ASIC’s latest insolvency data for July 2023-March 2024 reveals an increasing number of companies are failing, with a total of 7,742 that entered external administration. That is a 36.2% increase on the period ending March 2023.

Of the total companies, most external administrations were found within construction (2,142), and accommodation and food services industries (1,174).  

The insolvency data also showed that restructuring (878) and court liquidation appointments (1,593) increased by 294.6% and 218.8% respectively.

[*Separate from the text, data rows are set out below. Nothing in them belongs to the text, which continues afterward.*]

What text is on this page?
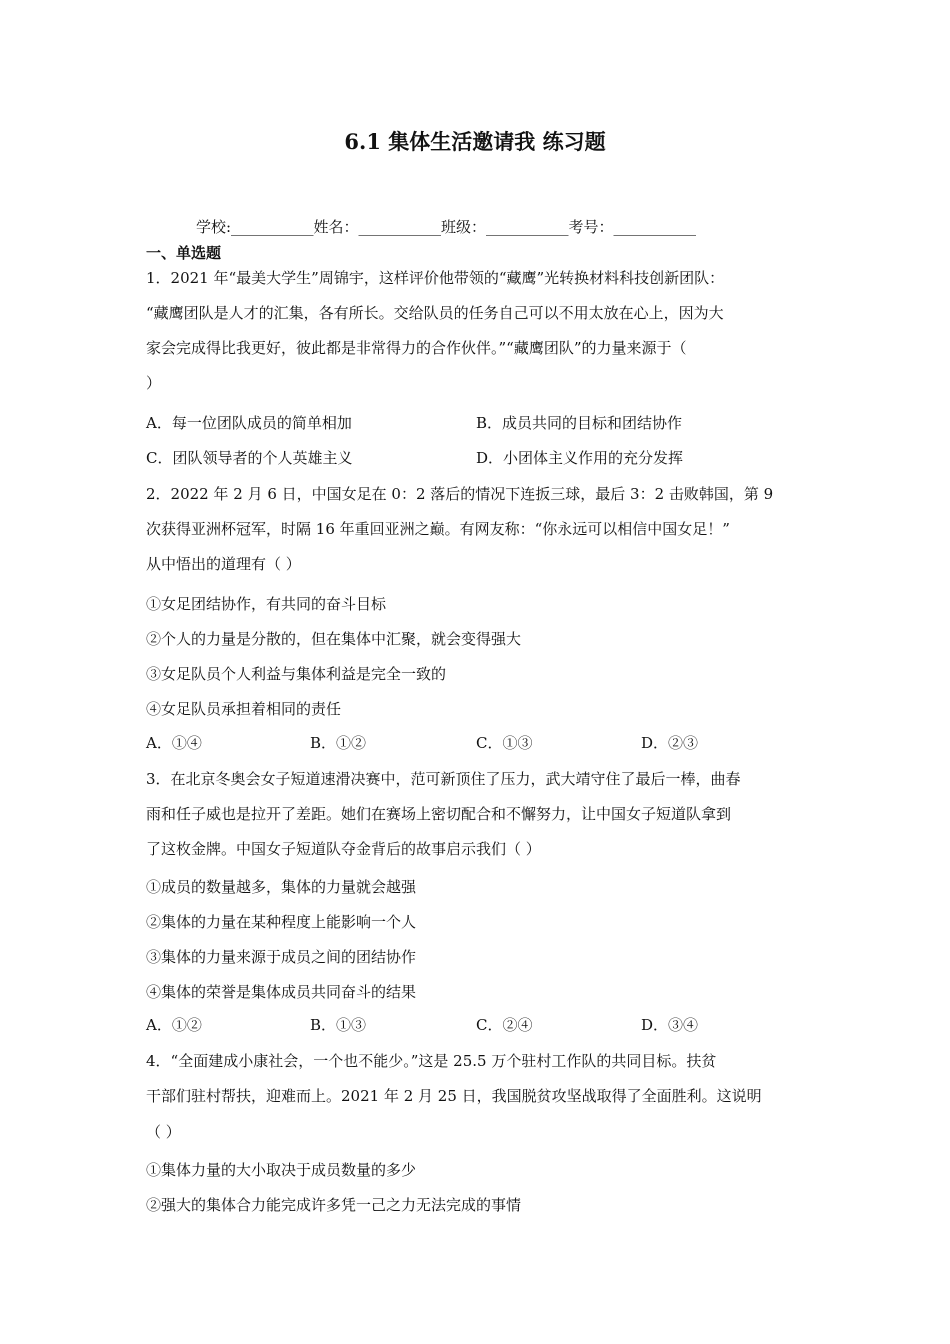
6.1 集体生活邀请我 练习题
学校:___________姓名：___________班级：___________考号：___________
一、单选题
1．2021 年“最美大学生”周锦宇，这样评价他带领的“藏鹰”光转换材料科技创新团队：
“藏鹰团队是人才的汇集，各有所长。交给队员的任务自己可以不用太放在心上，因为大
家会完成得比我更好，彼此都是非常得力的合作伙伴。”“藏鹰团队”的力量来源于（
）
A．每一位团队成员的简单相加	B．成员共同的目标和团结协作
C．团队领导者的个人英雄主义	D．小团体主义作用的充分发挥
2．2022 年 2 月 6 日，中国女足在 0：2 落后的情况下连扳三球，最后 3：2 击败韩国，第 9
次获得亚洲杯冠军，时隔 16 年重回亚洲之巅。有网友称：“你永远可以相信中国女足！”
从中悟出的道理有（ ）
①女足团结协作，有共同的奋斗目标
②个人的力量是分散的，但在集体中汇聚，就会变得强大
③女足队员个人利益与集体利益是完全一致的
④女足队员承担着相同的责任
A．①④	B．①②	C．①③	D．②③
3．在北京冬奥会女子短道速滑决赛中，范可新顶住了压力，武大靖守住了最后一棒，曲春
雨和任子威也是拉开了差距。她们在赛场上密切配合和不懈努力，让中国女子短道队拿到
了这枚金牌。中国女子短道队夺金背后的故事启示我们（ ）
①成员的数量越多，集体的力量就会越强
②集体的力量在某种程度上能影响一个人
③集体的力量来源于成员之间的团结协作
④集体的荣誉是集体成员共同奋斗的结果
A．①②	B．①③	C．②④	D．③④
4．“全面建成小康社会，一个也不能少。”这是 25.5 万个驻村工作队的共同目标。扶贫
干部们驻村帮扶，迎难而上。2021 年 2 月 25 日，我国脱贫攻坚战取得了全面胜利。这说明
（ ）
①集体力量的大小取决于成员数量的多少
②强大的集体合力能完成许多凭一己之力无法完成的事情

With only one quarter left in ASIC’s financial year, the Commission expects that the total number of external administrations by June 30, 2024 will exceed 10,000 – a level not seen since the 2012–2013 financial year.


In a keynote speech at the University of Melbourne Centre for Artificial Intelligence and Digital Ethics, Chair Joe Longo spoke about technology in the professional toolkit, and how law and technology are operating together.

“If we look closely at the practice of law, we can see that law and technology have a long history of working together – as lawyers exercise judgment and employ critical thinking to adapt to technology’s developments and advances,” Longo said and referred to copyright law from the printing press, to peer-to-peer networks, and through to large language models.

He said that one must be careful with technology like generative AI, yet not afraid of it.

“In my view, technology is a necessary tool in a lawyer’s toolkit – but it’s not the only one. To put it in a nutshell: the more technology advances, the more it shows that lawyers are going to be with us for some time yet.”